All’inizio era la fase della scannatura. Gli uomini arrivavano presto la mattina. Lui li sentiva con il passo pesante e con l’alito che sapeva di alcool e morfina. La sera prima gli davano da mangiare ghiande e erba, come estremo gesto di beffarda carità. Entravano all’alba, con un sole pigro in lontananza. Lui si nascondeva nell’angolo più lontano, al buio, dove aveva passato mesi a defecare e a ruminare merda mista a paglia. Si appiattiva alla parete, indurendosi come un tronco di legno. I nervi contratti, gli arti rigidi, un filamento di bava pendente dalla bocca. Grugniva nell’universalità del lamento. Non c’era cuore che poteva ascoltarlo. Perchè quello non era il suo tempo. Lo afferravano smanando sul suo corpaccione. Qualcuno arrivava sempre alle spalle. Sollevandolo da quella terra in cui si era rotolato per mesi, tra schizzi di fango e poltiglie di melma. Un altro lo teneva stretto per il collo, mentre a quel cielo sordo e cattivo levava i suo rantoli. Il respiro diventava affannoso. Poi selvaggio, rabbioso. Sembrava un demone quello a cui tagliavano la gola, con un grosso coltellaccio, di quelli da cucina, di quelli che perforano la carne senza chiederle permesso. Si dimenava in maniera scomposta, innaturale. Non c’era più coordinazione, ma solo parodia di un’esistenza.
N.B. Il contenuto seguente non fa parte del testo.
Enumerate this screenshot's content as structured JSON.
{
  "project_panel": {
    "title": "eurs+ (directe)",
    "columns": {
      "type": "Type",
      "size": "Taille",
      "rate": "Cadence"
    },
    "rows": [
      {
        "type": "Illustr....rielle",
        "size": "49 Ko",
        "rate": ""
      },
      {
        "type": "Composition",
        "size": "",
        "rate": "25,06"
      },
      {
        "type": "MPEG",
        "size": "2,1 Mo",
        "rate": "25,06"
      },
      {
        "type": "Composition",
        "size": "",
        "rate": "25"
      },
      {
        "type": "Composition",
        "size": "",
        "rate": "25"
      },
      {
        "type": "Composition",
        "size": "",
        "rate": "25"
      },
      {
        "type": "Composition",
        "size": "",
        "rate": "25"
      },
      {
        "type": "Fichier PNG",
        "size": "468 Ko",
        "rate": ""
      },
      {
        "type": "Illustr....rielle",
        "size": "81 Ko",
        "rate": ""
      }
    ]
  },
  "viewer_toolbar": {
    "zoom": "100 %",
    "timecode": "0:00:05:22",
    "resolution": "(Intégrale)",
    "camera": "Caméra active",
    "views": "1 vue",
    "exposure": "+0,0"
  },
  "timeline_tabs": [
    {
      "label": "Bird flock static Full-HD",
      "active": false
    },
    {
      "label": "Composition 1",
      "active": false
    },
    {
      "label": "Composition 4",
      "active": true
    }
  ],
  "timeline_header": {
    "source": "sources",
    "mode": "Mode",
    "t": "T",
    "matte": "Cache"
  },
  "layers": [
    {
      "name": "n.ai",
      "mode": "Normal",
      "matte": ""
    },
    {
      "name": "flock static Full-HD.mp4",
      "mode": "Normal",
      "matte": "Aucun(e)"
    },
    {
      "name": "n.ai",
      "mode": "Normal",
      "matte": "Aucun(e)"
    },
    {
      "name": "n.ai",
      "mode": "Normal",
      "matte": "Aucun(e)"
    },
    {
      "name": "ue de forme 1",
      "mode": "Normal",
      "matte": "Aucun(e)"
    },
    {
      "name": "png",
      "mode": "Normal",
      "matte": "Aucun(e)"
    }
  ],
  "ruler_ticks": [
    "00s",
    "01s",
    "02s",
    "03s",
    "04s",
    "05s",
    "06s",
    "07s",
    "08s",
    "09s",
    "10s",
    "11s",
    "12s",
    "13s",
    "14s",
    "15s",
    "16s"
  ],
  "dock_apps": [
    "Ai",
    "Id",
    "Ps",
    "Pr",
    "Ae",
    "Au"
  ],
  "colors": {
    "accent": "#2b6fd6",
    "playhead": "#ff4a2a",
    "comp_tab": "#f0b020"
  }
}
La lama segava la trachea e fontane di sangue irroravano la terra. Tutti gridavano. Vittima e carnefici, insieme, come insoliti compagni di merende. La nebbia sugli occhi, l’afflosciarsi dei muscoli. Intorno non più voci, solo versi.
Sentiva freddo. E uno strano formicolio nel fondo del ventre. Era ora di cadere, di lasciarsi insomma vincere, corpo senza anima, vita senza storia. Ancora un attimo. Prima del cielo, prima del mare e del mondo, prima della creazione e di ogni altra cosa ripensò a quell’ultima volta, tanto tempo fa, quando sua madre gli rimboccò le coperte dicendogli “Amore, dormi sereno. Non ti capiterà mai nulla di male”.